Just to give you a taste for what’s inside, I’ve included a couple of quotes that beautifully describe my IEP experience, almost as if the authors had been there with me.
The first quote is from the introduction to the volume.
Moving Beyond Compliance: An Introduction to the IEP Issue, is written by Amy L-M Toson, PhD, who got her PhD at the University of South Florida and now resides in Dallas TX (beginning p.6).
- “The current IEP process …
- (1) divides parents… against school personnel,
- (2) uses standards based curriculum as a justification and rationale for segregated programming and placement; and
- (3) focuses on procedural compliance over authentic partnership.”
The other three quotes are from the next article.

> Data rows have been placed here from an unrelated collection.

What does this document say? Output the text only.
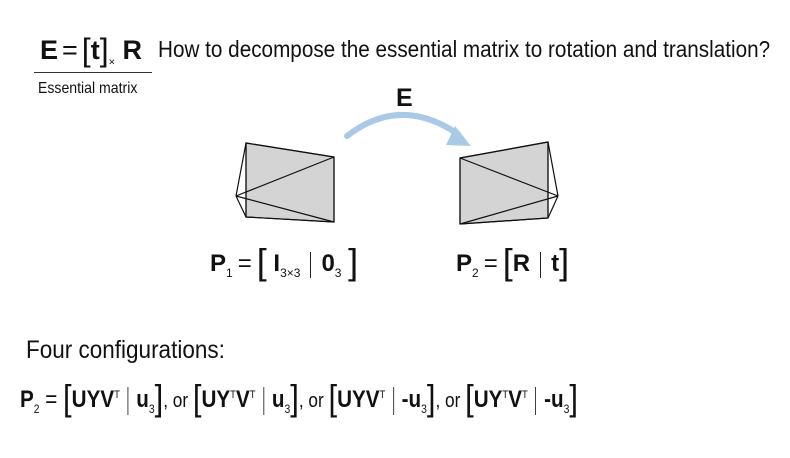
$E = [t]_\times$ R How to decompose the essential matrix to rotation and translation?
Essential matrix	E
$P_1$ = [ $I_{3\times 3}$ $0_3$ ]	$P_2 = [R$ t]
Four configurations:
$P_2 = [UYV^T$ $u_3$], or [$UY^TV^T$ $u_3$], or [$UYV^T$ $-u_3$], or [$UY^TV^T$ $-u_3$]
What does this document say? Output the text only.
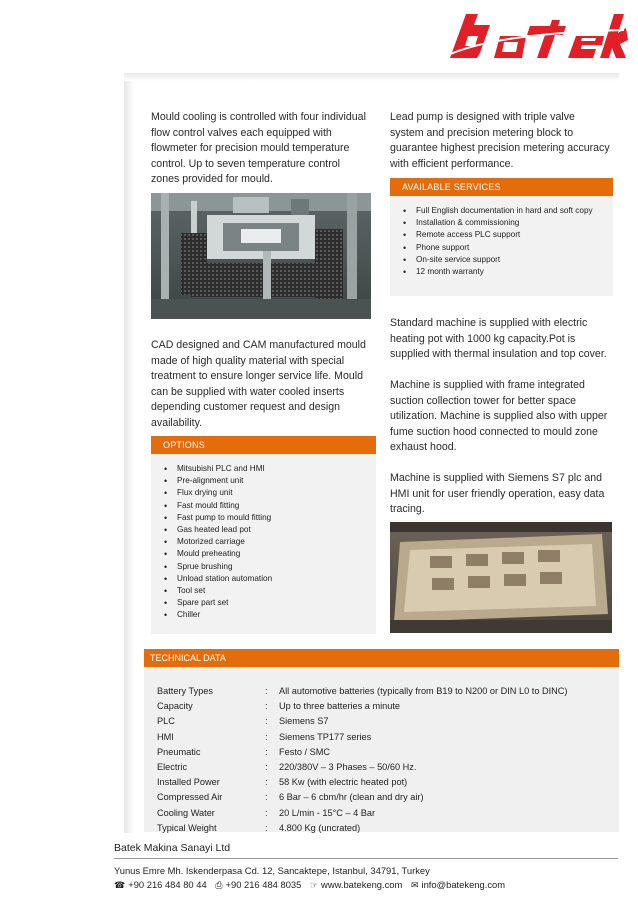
Mould cooling is controlled with four individual flow control valves each equipped with flowmeter for precision mould temperature control. Up to seven temperature control zones provided for mould.

Lead pump is designed with triple valve system and precision metering block to guarantee highest precision metering accuracy with efficient performance.

AVAILABLE SERVICES
• Full English documentation in hard and soft copy
• Installation & commissioning
• Remote access PLC support
• Phone support
• On-site service support
• 12 month warranty

CAD designed and CAM manufactured mould made of high quality material with special treatment to ensure longer service life. Mould can be supplied with water cooled inserts depending customer request and design availability.

Standard machine is supplied with electric heating pot with 1000 kg capacity.Pot is supplied with thermal insulation and top cover.

Machine is supplied with frame integrated suction collection tower for better space utilization. Machine is supplied also with upper fume suction hood connected to mould zone exhaust hood.

Machine is supplied with Siemens S7 plc and HMI unit for user friendly operation, easy data tracing.

OPTIONS
• Mitsubishi PLC and HMI
• Pre-alignment unit
• Flux drying unit
• Fast mould fitting
• Fast pump to mould fitting
• Gas heated lead pot
• Motorized carriage
• Mould preheating
• Sprue brushing
• Unload station automation
• Tool set
• Spare part set
• Chiller
TECHNICAL DATA
Battery Types	:	All automotive batteries (typically from B19 to N200 or DIN L0 to DINC)
Capacity	:	Up to three batteries a minute
PLC	:	Siemens S7
HMI	:	Siemens TP177 series
Pneumatic	:	Festo / SMC
Electric	:	220/380V – 3 Phases – 50/60 Hz.
Installed Power	:	58 Kw (with electric heated pot)
Compressed Air	:	6 Bar – 6 cbm/hr (clean and dry air)
Cooling Water	:	20 L/min - 15°C – 4 Bar
Typical Weight	:	4.800 Kg (uncrated)
Batek Makina Sanayi Ltd
Yunus Emre Mh. Iskenderpasa Cd. 12, Sancaktepe, Istanbul, 34791, Turkey
☎ +90 216 484 80 44 ⎙ +90 216 484 8035 ☞ www.batekeng.com ✉ info@batekeng.com
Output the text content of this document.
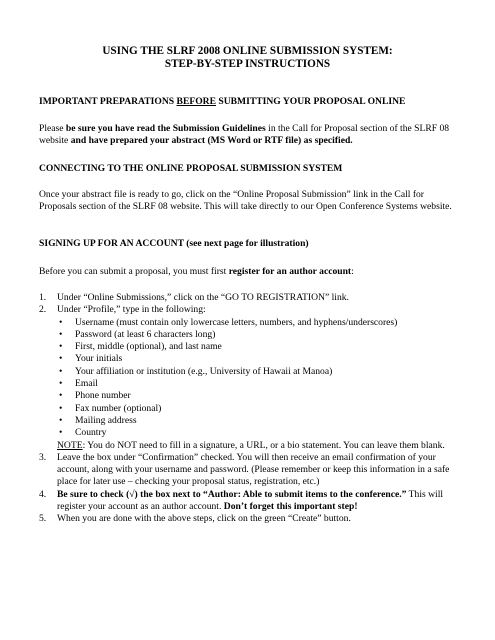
USING THE SLRF 2008 ONLINE SUBMISSION SYSTEM:
STEP-BY-STEP INSTRUCTIONS
IMPORTANT PREPARATIONS BEFORE SUBMITTING YOUR PROPOSAL ONLINE
Please be sure you have read the Submission Guidelines in the Call for Proposal section of the SLRF 08 website and have prepared your abstract (MS Word or RTF file) as specified.
CONNECTING TO THE ONLINE PROPOSAL SUBMISSION SYSTEM
Once your abstract file is ready to go, click on the “Online Proposal Submission” link in the Call for Proposals section of the SLRF 08 website. This will take directly to our Open Conference Systems website.
SIGNING UP FOR AN ACCOUNT (see next page for illustration)
Before you can submit a proposal, you must first register for an author account:
1. Under “Online Submissions,” click on the “GO TO REGISTRATION” link.
2. Under “Profile,” type in the following:
• Username (must contain only lowercase letters, numbers, and hyphens/underscores)
• Password (at least 6 characters long)
• First, middle (optional), and last name
• Your initials
• Your affiliation or institution (e.g., University of Hawaii at Manoa)
• Email
• Phone number
• Fax number (optional)
• Mailing address
• Country
NOTE: You do NOT need to fill in a signature, a URL, or a bio statement. You can leave them blank.
3. Leave the box under “Confirmation” checked. You will then receive an email confirmation of your account, along with your username and password. (Please remember or keep this information in a safe place for later use – checking your proposal status, registration, etc.)
4. Be sure to check (√) the box next to “Author: Able to submit items to the conference.” This will register your account as an author account. Don’t forget this important step!
5. When you are done with the above steps, click on the green “Create” button.
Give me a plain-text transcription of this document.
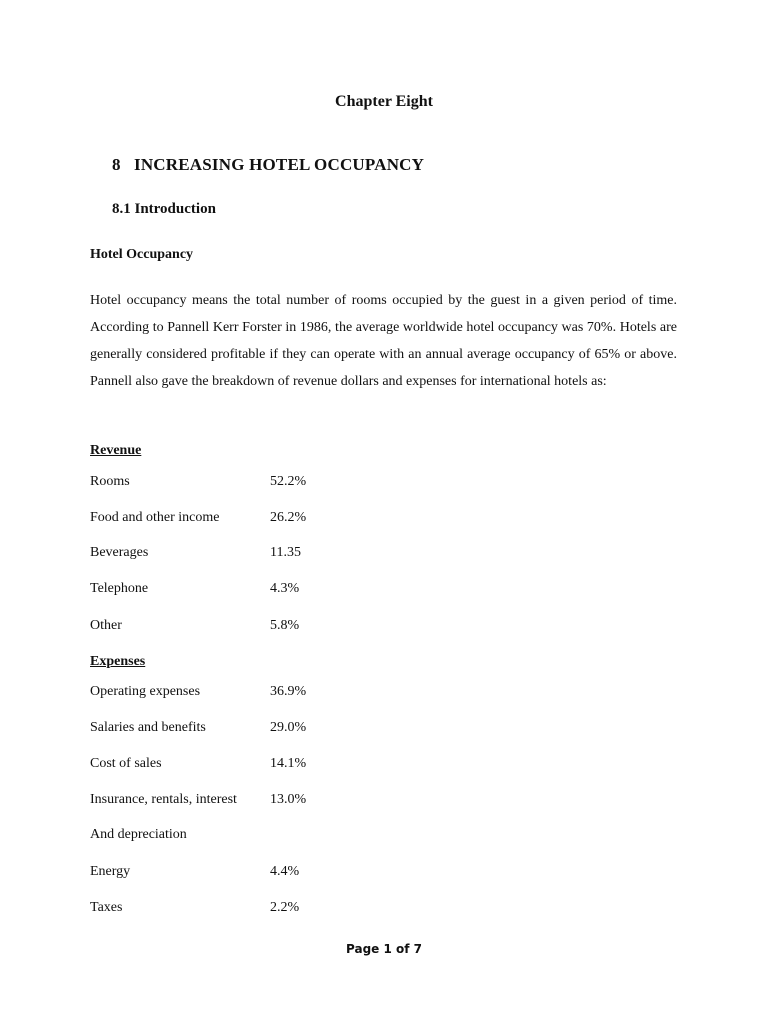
Chapter Eight
8 INCREASING HOTEL OCCUPANCY
8.1 Introduction
Hotel Occupancy

Hotel occupancy means the total number of rooms occupied by the guest in a given period of time. According to Pannell Kerr Forster in 1986, the average worldwide hotel occupancy was 70%. Hotels are generally considered profitable if they can operate with an annual average occupancy of 65% or above. Pannell also gave the breakdown of revenue dollars and expenses for international hotels as:

Revenue
Rooms	52.2%
Food and other income	26.2%
Beverages	11.35
Telephone	4.3%
Other	5.8%
Expenses
Operating expenses	36.9%
Salaries and benefits	29.0%
Cost of sales	14.1%
Insurance, rentals, interest 13.0%
And depreciation
Energy	4.4%
Taxes	2.2%
Page 1 of 7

The Individual Education Plan: From Individual Needs to Meaningful Relationships is written by William R. Black, PhD and Jessica Montalvo, both from the University of South Florida (beginning p. 8).
- “…our son would represent an investment of time that the system would not necessarily reward professionally or financially.”
- “In retrospect, I see my own complicity in failing to recognize the parent’s legitimate concern that we were segregating her child at such a young age, denying all students the opportunity to learn from each other.”
- “It was as if he [the child] had to prove himself to gain access to regular or “normal” education and she [the regular ed teacher] was policing a type of regular education/special education border …I was the parent whose son seemed undesirable and the IEP meeting became the mechanism[/}means to carefully construct a type of special education/general education border wall.”
This article goes on to suggest that democratic principles be incorporated into the IEP process, in the tradition of a town hall, so that the entire group or community benefits from what is now a very private process. An interesting idea.
Tear Down That Wall
I can’t wait to read the other articles.
I’m sure that those with legal backgrounds may detect a hint of criticism, a suggestion that the current system is too adversarial. Legal minds may, with good reason, balk at the idea of changing, especially if that would diminish individual parent rights to enforce IEPs.
But the articles I have read so far are well thought out, and raise legitimate issues. So, I think they are well worth a read.
Even if it hurts.
Let’s not build a wall. Let’s tear it down.